San Francisco-based Human Interest, a 401(k) provider catering to small- and medium-sized businesses, has effectively doubled its valuation from its financing a few months prior thanks to the recent announcement of a hefty $55 million capstone to its Series C funding.
Led by Glynn Capital, an existing investor, with participation by new investor NewView Capital, the additional financing brings the round to $105 million and Human Interest’s total funding to $136.7 million.
The investment comes on the heels of an extraordinary year for Human Interest. The company reported 10X growth in monthly customer acquisition over the past 18 months, and revenue retention rates that exceeded even those of top performers in a recent industry study.

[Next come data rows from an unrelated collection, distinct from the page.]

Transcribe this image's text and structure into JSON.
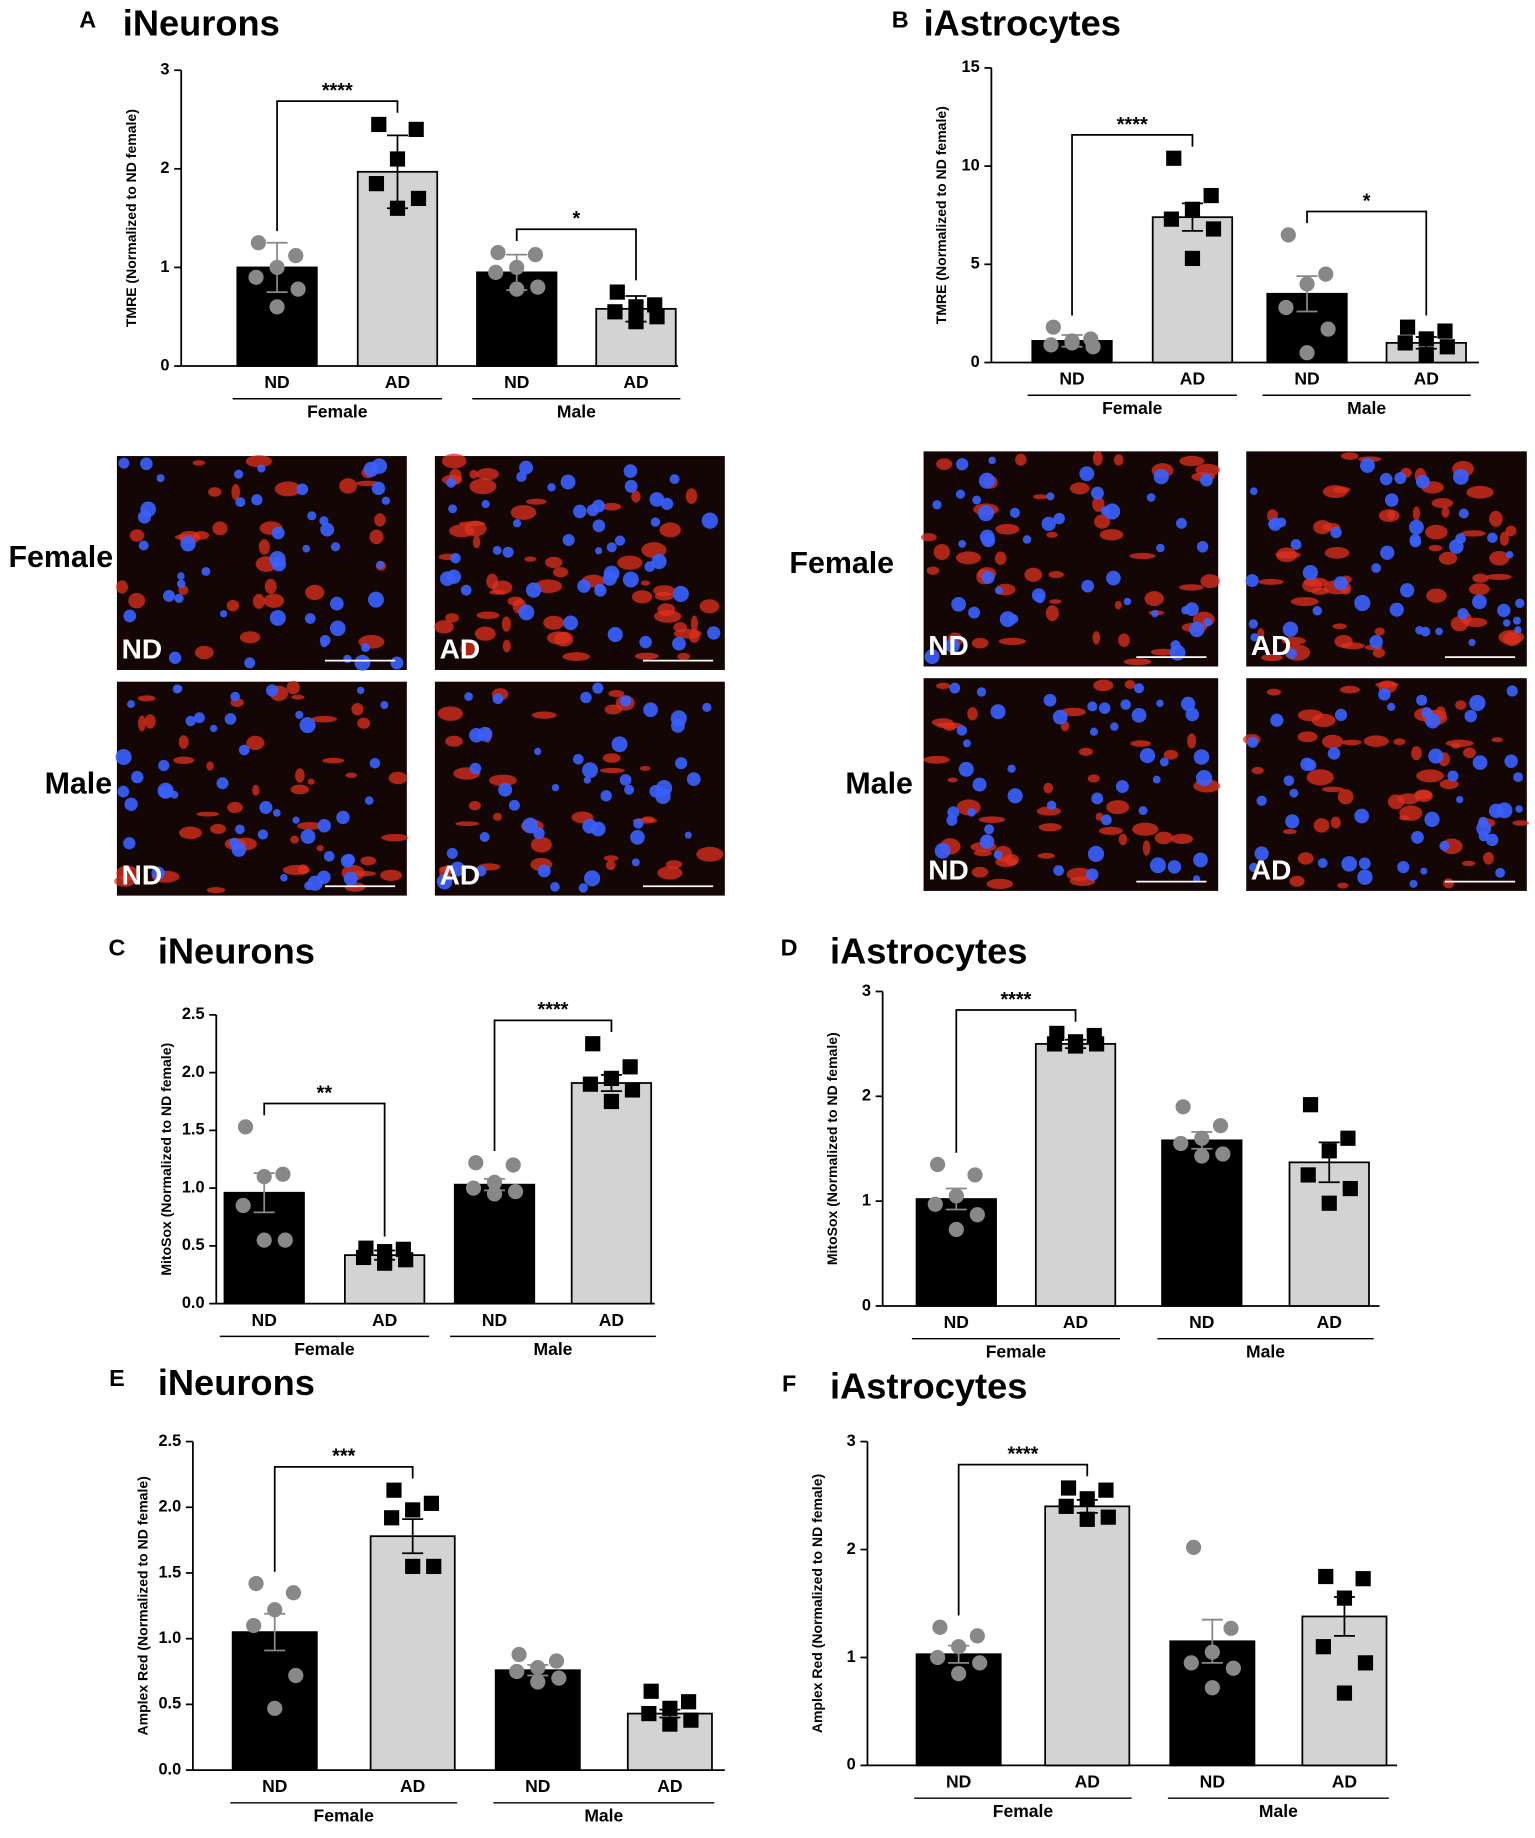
{
  "chart_data": [
    {
      "type": "bar",
      "panel": "A",
      "title": "iNeurons",
      "y_label": "TMRE (Normalized to ND female)",
      "ylim": [
        0,
        3
      ],
      "yticks": [
        0,
        1,
        2,
        3
      ],
      "groups": [
        {
          "name": "Female",
          "significance": "****",
          "bars": [
            {
              "category": "ND",
              "value": 1.0,
              "error": 0.25,
              "color": "#000000",
              "point_color": "#888888",
              "point_shape": "circle",
              "points": [
                1.25,
                1.12,
                1.0,
                0.9,
                0.78,
                0.6
              ]
            },
            {
              "category": "AD",
              "value": 1.97,
              "error": 0.37,
              "color": "#d3d3d3",
              "point_color": "#000000",
              "point_shape": "square",
              "points": [
                2.45,
                2.4,
                2.1,
                1.85,
                1.7,
                1.6
              ]
            }
          ]
        },
        {
          "name": "Male",
          "significance": "*",
          "bars": [
            {
              "category": "ND",
              "value": 0.95,
              "error": 0.18,
              "color": "#000000",
              "point_color": "#888888",
              "point_shape": "circle",
              "points": [
                1.15,
                1.13,
                1.0,
                0.95,
                0.8,
                0.78
              ]
            },
            {
              "category": "AD",
              "value": 0.58,
              "error": 0.13,
              "color": "#d3d3d3",
              "point_color": "#000000",
              "point_shape": "square",
              "points": [
                0.75,
                0.62,
                0.6,
                0.55,
                0.5,
                0.45
              ]
            }
          ]
        }
      ]
    },
    {
      "type": "bar",
      "panel": "B",
      "title": "iAstrocytes",
      "y_label": "TMRE (Normalized to ND female)",
      "ylim": [
        0,
        15
      ],
      "yticks": [
        0,
        5,
        10,
        15
      ],
      "groups": [
        {
          "name": "Female",
          "significance": "****",
          "bars": [
            {
              "category": "ND",
              "value": 1.1,
              "error": 0.3,
              "color": "#000000",
              "point_color": "#888888",
              "point_shape": "circle",
              "points": [
                1.8,
                1.2,
                1.0,
                0.9,
                0.8,
                1.1
              ]
            },
            {
              "category": "AD",
              "value": 7.4,
              "error": 0.7,
              "color": "#d3d3d3",
              "point_color": "#000000",
              "point_shape": "square",
              "points": [
                10.4,
                8.5,
                7.8,
                7.3,
                6.8,
                5.3
              ]
            }
          ]
        },
        {
          "name": "Male",
          "significance": "*",
          "bars": [
            {
              "category": "ND",
              "value": 3.5,
              "error": 0.9,
              "color": "#000000",
              "point_color": "#888888",
              "point_shape": "circle",
              "points": [
                6.5,
                4.5,
                4.0,
                2.8,
                1.7,
                0.5
              ]
            },
            {
              "category": "AD",
              "value": 1.0,
              "error": 0.3,
              "color": "#d3d3d3",
              "point_color": "#000000",
              "point_shape": "square",
              "points": [
                1.8,
                1.6,
                1.2,
                1.0,
                0.8,
                0.4
              ]
            }
          ]
        }
      ]
    },
    {
      "type": "bar",
      "panel": "C",
      "title": "iNeurons",
      "y_label": "MitoSox (Normalized to ND female)",
      "ylim": [
        0,
        2.5
      ],
      "yticks": [
        {
          "value": 0,
          "label": "0.0"
        },
        0.5,
        {
          "value": 1,
          "label": "1.0"
        },
        1.5,
        {
          "value": 2,
          "label": "2.0"
        },
        2.5
      ],
      "groups": [
        {
          "name": "Female",
          "significance": "**",
          "bars": [
            {
              "category": "ND",
              "value": 0.96,
              "error": 0.17,
              "color": "#000000",
              "point_color": "#888888",
              "point_shape": "circle",
              "points": [
                1.53,
                1.12,
                1.1,
                0.85,
                0.55,
                0.55
              ]
            },
            {
              "category": "AD",
              "value": 0.42,
              "error": 0.04,
              "color": "#d3d3d3",
              "point_color": "#000000",
              "point_shape": "square",
              "points": [
                0.48,
                0.47,
                0.45,
                0.4,
                0.38,
                0.35
              ]
            }
          ]
        },
        {
          "name": "Male",
          "significance": "****",
          "bars": [
            {
              "category": "ND",
              "value": 1.03,
              "error": 0.05,
              "color": "#000000",
              "point_color": "#888888",
              "point_shape": "circle",
              "points": [
                1.22,
                1.2,
                1.05,
                1.0,
                0.97,
                0.95
              ]
            },
            {
              "category": "AD",
              "value": 1.91,
              "error": 0.07,
              "color": "#d3d3d3",
              "point_color": "#000000",
              "point_shape": "square",
              "points": [
                2.25,
                2.05,
                1.95,
                1.9,
                1.85,
                1.75
              ]
            }
          ]
        }
      ]
    },
    {
      "type": "bar",
      "panel": "D",
      "title": "iAstrocytes",
      "y_label": "MitoSox (Normalized to ND female)",
      "ylim": [
        0,
        3
      ],
      "yticks": [
        0,
        1,
        2,
        3
      ],
      "groups": [
        {
          "name": "Female",
          "significance": "****",
          "bars": [
            {
              "category": "ND",
              "value": 1.02,
              "error": 0.1,
              "color": "#000000",
              "point_color": "#888888",
              "point_shape": "circle",
              "points": [
                1.35,
                1.25,
                1.05,
                0.97,
                0.87,
                0.73
              ]
            },
            {
              "category": "AD",
              "value": 2.5,
              "error": 0.04,
              "color": "#d3d3d3",
              "point_color": "#000000",
              "point_shape": "square",
              "points": [
                2.6,
                2.58,
                2.52,
                2.5,
                2.5,
                2.48
              ]
            }
          ]
        },
        {
          "name": "Male",
          "bars": [
            {
              "category": "ND",
              "value": 1.58,
              "error": 0.08,
              "color": "#000000",
              "point_color": "#888888",
              "point_shape": "circle",
              "points": [
                1.9,
                1.72,
                1.6,
                1.55,
                1.45,
                1.43
              ]
            },
            {
              "category": "AD",
              "value": 1.37,
              "error": 0.19,
              "color": "#d3d3d3",
              "point_color": "#000000",
              "point_shape": "square",
              "points": [
                1.92,
                1.6,
                1.48,
                1.25,
                1.12,
                0.98
              ]
            }
          ]
        }
      ]
    },
    {
      "type": "bar",
      "panel": "E",
      "title": "iNeurons",
      "y_label": "Amplex Red (Normalized to ND female)",
      "ylim": [
        0,
        2.5
      ],
      "yticks": [
        {
          "value": 0,
          "label": "0.0"
        },
        0.5,
        {
          "value": 1,
          "label": "1.0"
        },
        1.5,
        {
          "value": 2,
          "label": "2.0"
        },
        2.5
      ],
      "groups": [
        {
          "name": "Female",
          "significance": "***",
          "bars": [
            {
              "category": "ND",
              "value": 1.05,
              "error": 0.14,
              "color": "#000000",
              "point_color": "#888888",
              "point_shape": "circle",
              "points": [
                1.42,
                1.35,
                1.22,
                1.1,
                0.72,
                0.47
              ]
            },
            {
              "category": "AD",
              "value": 1.78,
              "error": 0.13,
              "color": "#d3d3d3",
              "point_color": "#000000",
              "point_shape": "square",
              "points": [
                2.13,
                2.03,
                1.98,
                1.92,
                1.55,
                1.55
              ]
            }
          ]
        },
        {
          "name": "Male",
          "bars": [
            {
              "category": "ND",
              "value": 0.76,
              "error": 0.04,
              "color": "#000000",
              "point_color": "#888888",
              "point_shape": "circle",
              "points": [
                0.88,
                0.83,
                0.78,
                0.75,
                0.7,
                0.67
              ]
            },
            {
              "category": "AD",
              "value": 0.43,
              "error": 0.03,
              "color": "#d3d3d3",
              "point_color": "#000000",
              "point_shape": "square",
              "points": [
                0.6,
                0.52,
                0.47,
                0.43,
                0.38,
                0.35
              ]
            }
          ]
        }
      ]
    },
    {
      "type": "bar",
      "panel": "F",
      "title": "iAstrocytes",
      "y_label": "Amplex Red (Normalized to ND female)",
      "ylim": [
        0,
        3
      ],
      "yticks": [
        0,
        1,
        2,
        3
      ],
      "groups": [
        {
          "name": "Female",
          "significance": "****",
          "bars": [
            {
              "category": "ND",
              "value": 1.03,
              "error": 0.08,
              "color": "#000000",
              "point_color": "#888888",
              "point_shape": "circle",
              "points": [
                1.28,
                1.2,
                1.1,
                1.0,
                0.95,
                0.85
              ]
            },
            {
              "category": "AD",
              "value": 2.4,
              "error": 0.06,
              "color": "#d3d3d3",
              "point_color": "#000000",
              "point_shape": "square",
              "points": [
                2.57,
                2.55,
                2.47,
                2.4,
                2.3,
                2.28
              ]
            }
          ]
        },
        {
          "name": "Male",
          "bars": [
            {
              "category": "ND",
              "value": 1.15,
              "error": 0.2,
              "color": "#000000",
              "point_color": "#888888",
              "point_shape": "circle",
              "points": [
                2.02,
                1.27,
                1.05,
                0.95,
                0.9,
                0.72
              ]
            },
            {
              "category": "AD",
              "value": 1.38,
              "error": 0.18,
              "color": "#d3d3d3",
              "point_color": "#000000",
              "point_shape": "square",
              "points": [
                1.75,
                1.73,
                1.55,
                1.1,
                0.95,
                0.67
              ]
            }
          ]
        }
      ]
    }
  ],
  "micrographs": [
    {
      "panel": "A",
      "rows": [
        {
          "label": "Female",
          "images": [
            "ND",
            "AD"
          ]
        },
        {
          "label": "Male",
          "images": [
            "ND",
            "AD"
          ]
        }
      ]
    },
    {
      "panel": "B",
      "rows": [
        {
          "label": "Female",
          "images": [
            "ND",
            "AD"
          ]
        },
        {
          "label": "Male",
          "images": [
            "ND",
            "AD"
          ]
        }
      ]
    }
  ]
}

The company has reportedly gone from adding about $100,000 a month in net new revenue in early 2019 to now adding more than $1 million a month in net new revenue, with a goal of getting to over $2 million a month by the end of 2021.
Human Interest CEO Jeff Schneble told TechCrunch the company’s goal is to get to $100 million-plus ARR [annual recurring revenue] in the next three years so it can go public in the next three to four years.
Human Interest also unveiled a new brand, eliminated more than 20 401(k) transaction fees and launched new offerings, Complete and Concierge, to simplify retirement plan administration and make retirement savings more accessible to people in all lines of work.
“If we want to close America’s $28 trillion retirement savings gap, then we have to make it easier for small- and medium-sized businesses to offer retirement savings plans, and we have to make saving automatic for employees. With every step, we’re getting closer to that vision,” Schneble said in a statement announcing the news.
Human Interest, which has grown from about 100 employees a year ago to about 300 today, will use the new funding to double the size of its engineering team and scale its unique technology platform and operations.
“The big incumbents haven’t figured out how to make plans affordable and accessible for smaller companies,” Schneble said. “We knew that to make a permanent dent in this country’s retirement crisis, we had to do something different.”
That “something different,” Schneble said, was in-house, end-to-end technology that has transformed the economics of Human Interest’s business, enabling it to double its margins over the past six months while eliminating transaction fees for plan administrators and participants.
“We rethought the 401(k) model from the ground up and built a unified technology platform that allowed us to deliver a complete solution to SMBs at a fraction of the price charged by legacy providers,” Schneble said. “We passed this savings on to our customers, allowing us to deliver a user experience, technology platform, and brand that differentiates us and meets a tremendous unmet need for both employers and employees.”
Those efficiencies explain why Human Interest is enrolling more plans per month than the largest incumbent, said Glynn Capital principal Charlie Friedland. “We believe that Human Interest’s platform gives it a structural advantage over every other 401(k) provider in the SMB market,” Friedland said. “Where competitors are burning capital with every new customer, Human Interest has a clear path to long-term success.”
Founded in 2015, Human Interest has quickly grown by partnering with over 400 brokers, financial advisors and payroll companies, offering a full-service alternative for small and medium-sized businesses. Human Interest said it plans to increase its partner base to over 1,000 by the end of 2021.